OUT-1
「ありやとあしたー」
篠木拓斗が、ヘラヘラとした調子で頭を下げると、
「おい、どんどん雑になってんな。お前のありがとうございました。オレと仕事変わるか?」
宍倉海が段ボールの山を抱えつつ、大げさなため息をついた。角刈りに日焼けした筋肉質の大きな体躯。Tシャツから覗く両腕は、丸太のように逞しい。
「この暑い時に、マジメにやってられるかよ。俺は、お前みたいに、体育会系じゃないかならな」
「ウチの柔道部の夏合宿に来るか?性根から鍛えなおしてもらえるぞ」
「遠慮しとくよ。死にたくないしな」
拓斗は溜息を付くと、レジ台に頬杖を突く。
「しっかし…決闘かぁ」
そう呟くと、頭をガリガリと掻きむしる。
「どうするよ?海?」
「オレが代表でいいなら、いくらでも戦うが」
ダンボールを抱えたまま、海は鋭いミドルキックを繰り出す。空気を叩き切るような、鈍い音が響いた。
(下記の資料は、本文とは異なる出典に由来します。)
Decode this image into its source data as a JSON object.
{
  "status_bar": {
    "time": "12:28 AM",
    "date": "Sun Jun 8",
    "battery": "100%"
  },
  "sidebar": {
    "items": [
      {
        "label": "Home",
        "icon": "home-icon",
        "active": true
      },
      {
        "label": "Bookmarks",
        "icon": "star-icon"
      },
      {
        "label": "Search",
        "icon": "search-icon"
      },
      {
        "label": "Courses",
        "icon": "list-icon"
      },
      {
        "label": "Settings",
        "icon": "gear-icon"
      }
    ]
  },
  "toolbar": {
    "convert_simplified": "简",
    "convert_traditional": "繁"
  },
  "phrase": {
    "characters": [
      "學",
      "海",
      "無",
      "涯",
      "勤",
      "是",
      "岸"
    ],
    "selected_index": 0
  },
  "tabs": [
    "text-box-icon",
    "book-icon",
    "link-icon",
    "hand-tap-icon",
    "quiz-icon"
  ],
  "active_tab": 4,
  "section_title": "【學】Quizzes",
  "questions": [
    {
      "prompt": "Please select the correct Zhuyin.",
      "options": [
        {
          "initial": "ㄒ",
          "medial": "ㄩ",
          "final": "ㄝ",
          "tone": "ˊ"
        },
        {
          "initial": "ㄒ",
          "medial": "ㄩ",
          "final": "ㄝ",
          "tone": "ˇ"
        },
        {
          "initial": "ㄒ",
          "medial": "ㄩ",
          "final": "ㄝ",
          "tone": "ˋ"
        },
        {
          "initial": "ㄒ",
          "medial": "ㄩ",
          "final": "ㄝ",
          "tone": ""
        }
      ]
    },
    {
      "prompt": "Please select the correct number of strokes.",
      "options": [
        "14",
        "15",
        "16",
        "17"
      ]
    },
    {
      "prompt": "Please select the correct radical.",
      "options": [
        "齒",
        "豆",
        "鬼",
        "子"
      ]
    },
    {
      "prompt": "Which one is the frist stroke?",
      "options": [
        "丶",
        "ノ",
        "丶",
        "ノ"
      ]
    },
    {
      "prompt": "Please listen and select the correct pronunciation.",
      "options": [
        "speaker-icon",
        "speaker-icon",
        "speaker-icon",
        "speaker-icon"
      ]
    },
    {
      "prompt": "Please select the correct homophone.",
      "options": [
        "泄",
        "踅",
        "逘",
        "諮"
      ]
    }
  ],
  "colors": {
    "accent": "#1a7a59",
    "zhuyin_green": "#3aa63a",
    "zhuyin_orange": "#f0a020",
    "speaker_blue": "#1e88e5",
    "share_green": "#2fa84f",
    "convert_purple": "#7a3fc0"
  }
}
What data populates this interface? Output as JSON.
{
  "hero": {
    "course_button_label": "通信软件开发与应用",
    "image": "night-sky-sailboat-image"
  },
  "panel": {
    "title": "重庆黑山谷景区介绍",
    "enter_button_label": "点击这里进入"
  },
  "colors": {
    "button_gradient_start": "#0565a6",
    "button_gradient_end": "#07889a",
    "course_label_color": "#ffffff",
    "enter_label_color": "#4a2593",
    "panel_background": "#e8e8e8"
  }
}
「それは助かるんだけどなぁ…ちょっとひっかかるよなぁ」
「何がだ?」
「確かに、1対1の決闘ならお互いの被害は最小限に済む。ただ、決闘ってのは、随分不確実な戦い方だ。絶対は無い。確実に勝てる何かを、北は企んでるのかもしれないな…」
「そんな難しい事、オレに話してくれるなよ」
海は肩をすくめる。段ボールを棚の近くに下ろすと、中身を手際よく棚に陳列し始めた。
「オレは相手の思惑や企みなど分からん。力で解決出来ない話なら、オレにはどうしようもない」
「そうだよなぁ…お前に聞いて自分がバカだった」
拓斗はため息をつく。
「たまに、自分のギャップにゾッとするよな。オンラインの【ファンタジーステージ】じゃ、500人のトップなのに、オフラインはしがないドラッグストアの自給800円人間だもんな」
「なるほど……“しがないドラッグストア”ねぇ…」
店の奥から、ひょっこり姿を現したのは、『ドラッグストア杜若』とプリントされた、赤いエプロン姿の、1人の女性。色違いのエプロンを、拓斗と海も着用していた。
名札には『杜若日和』とプリントされていた。
「“ファン研”のよしみで、ウチの店で夏のバイトさせてあげてるのにねぇ。知ってる?最近じゃ、バイトだってなかなか決まらないご時勢なのよ。ウチの親が病気で店に立てないから、その分の2人なの。分かる?」
しなやかで長い黒髪。白く透き通った肌に、整った顔立ち。更には抜群のプロポーション。そして、3人が通う大学のサークル『ファン研』こと『ファンタジーステージ研究会』の会長でもあった。
一見非の打ち所の無い彼女だが、現在の表情はどこまでも険しく、その全てを台無しにしていた。
「様子を見に来れば、こんなグダグダグダグダして。だからお客さんが来ないのよ!」
「逆だって。お客さんが来ないからグダグダしてんだよ」
日和は両手でグッと拓斗の頬をつねる
「いたた…」
「で、どうすんの?」
「何が?」
「決闘の事よ」
日和は語気を強めた。
「か、考え中」
「何にも考えないくせに。こんな言いがかりみたいな決闘で負けたら、ファン研の名が泣くわ」
日和が険しい顔で、拓斗に突っかかる。
「ていうか、ファン研代表の私の顔に泥塗るんじゃないでしょうね?」
「まぁ、とにかく、今は相手の出方を見るしかないんだろう」
海が話に割って入った。
「そうなら、考えても仕方がない。とにかく仕事しないとな」
淡々と海は商品を並べ始めた。
「ま、そうね…今は切り替えて、拓斗はしっかりレジ係!」
日和は拓斗を強めに叩く。拓斗は少しバランスを崩すと、前のめりになった。
「…ったく、女だけどバカ力だよなぁ」
拓斗は呟くと、店の外に視線を移した。外は突き刺すような光が溢れ、夏の熱気がむせ返るようだった。